Ruthie Gilor

Personal information
- Native name: רותי גילור
- Nationality: Israeli
- Born: 1965

Sport
- Club: Kiryat Ono BC

Medal record
Representing
Atlantic Bowls Championships
| Silver medal – second place | 2007 Ayr | singles |
| Bronze medal – third place | 2007 Ayr | pairs |
| Gold medal – first place | 2009 Johannesburg | singles |
| Gold medal – first place | 2019 Cardiff | singles |
European Championships
| Bronze medal – third place | 2011 Portugal | mixed |
| Bronze medal – third place | 2022 Ayr | triples |

= Ruthie Gilor =

Israeli lawn bowler

Ruthie Gilor (רותי גילור) also known as is a lawn and indoor international bowler.

==Bowls career==
Gilor represented Israel during the 2000 World Outdoor Bowls Championship and 2004 World Outdoor Bowls Championship (in which she reached the singles quarter final) and the 2012 World Outdoor Bowls Championship. In 2005 she became the first person to reach all four disciplines in the Israeli National championships and successfully defended her singles crown winning of the third time.

In 2007, she won the singles silver medal and bronze pairs medal at the Atlantic Bowls Championships.

In 2009, she won the singles gold medal at the Atlantic Bowls Championships In 2011, she won a bronze medal at the European Bowls Championships in Portugal.

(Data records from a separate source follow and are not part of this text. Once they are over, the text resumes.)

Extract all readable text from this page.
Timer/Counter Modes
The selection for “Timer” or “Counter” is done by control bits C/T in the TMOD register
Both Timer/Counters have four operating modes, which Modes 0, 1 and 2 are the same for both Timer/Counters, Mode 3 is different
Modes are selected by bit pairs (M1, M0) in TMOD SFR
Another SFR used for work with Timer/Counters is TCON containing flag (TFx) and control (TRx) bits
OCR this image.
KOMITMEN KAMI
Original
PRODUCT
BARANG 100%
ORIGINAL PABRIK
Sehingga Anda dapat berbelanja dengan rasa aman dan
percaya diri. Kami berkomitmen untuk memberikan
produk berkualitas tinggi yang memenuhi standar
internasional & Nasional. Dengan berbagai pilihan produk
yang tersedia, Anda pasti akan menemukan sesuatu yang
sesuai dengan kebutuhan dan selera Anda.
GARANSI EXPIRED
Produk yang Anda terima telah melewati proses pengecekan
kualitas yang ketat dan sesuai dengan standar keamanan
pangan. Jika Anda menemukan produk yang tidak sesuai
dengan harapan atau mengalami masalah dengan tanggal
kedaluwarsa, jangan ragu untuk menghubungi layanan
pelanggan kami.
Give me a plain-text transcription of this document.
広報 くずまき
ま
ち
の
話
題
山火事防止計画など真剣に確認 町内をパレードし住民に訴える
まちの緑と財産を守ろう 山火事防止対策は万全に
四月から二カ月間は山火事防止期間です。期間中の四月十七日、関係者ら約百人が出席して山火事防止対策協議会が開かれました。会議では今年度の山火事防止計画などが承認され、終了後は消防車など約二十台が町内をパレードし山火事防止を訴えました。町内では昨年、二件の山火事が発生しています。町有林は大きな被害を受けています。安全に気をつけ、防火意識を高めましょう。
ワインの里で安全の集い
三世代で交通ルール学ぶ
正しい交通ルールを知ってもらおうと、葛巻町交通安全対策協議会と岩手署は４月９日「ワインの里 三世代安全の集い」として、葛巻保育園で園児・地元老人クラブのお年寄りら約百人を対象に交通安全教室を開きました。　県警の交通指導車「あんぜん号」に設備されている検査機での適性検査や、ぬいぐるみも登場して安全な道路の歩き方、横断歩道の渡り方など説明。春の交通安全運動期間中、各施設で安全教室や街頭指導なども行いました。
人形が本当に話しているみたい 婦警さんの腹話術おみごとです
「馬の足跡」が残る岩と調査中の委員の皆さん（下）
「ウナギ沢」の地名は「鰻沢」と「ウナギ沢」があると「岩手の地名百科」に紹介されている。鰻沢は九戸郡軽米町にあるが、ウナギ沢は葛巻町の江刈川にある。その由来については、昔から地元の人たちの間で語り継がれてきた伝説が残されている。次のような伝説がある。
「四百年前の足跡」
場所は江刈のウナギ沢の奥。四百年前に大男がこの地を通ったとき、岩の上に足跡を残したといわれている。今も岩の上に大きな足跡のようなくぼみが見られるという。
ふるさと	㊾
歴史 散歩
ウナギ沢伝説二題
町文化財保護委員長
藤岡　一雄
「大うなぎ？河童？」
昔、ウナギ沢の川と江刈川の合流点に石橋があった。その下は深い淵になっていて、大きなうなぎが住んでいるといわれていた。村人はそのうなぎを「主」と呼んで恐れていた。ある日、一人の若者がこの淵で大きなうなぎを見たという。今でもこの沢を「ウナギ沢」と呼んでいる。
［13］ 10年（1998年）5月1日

In 2019, ten years after her last Atlantic medal she won the singles gold again at the 2019 Atlantic Bowls Championships. In 2020, was selected for the 2020 World Outdoor Bowls Championship but the event was cancelled due to the COVID-19 pandemic. In 2022, she won singles bronze at the European Bowls Championships.

In 2023, she was selected as part of the team to represent Israel at the 2023 World Outdoor Bowls Championship. She participated in the women's singles and the women's triples events.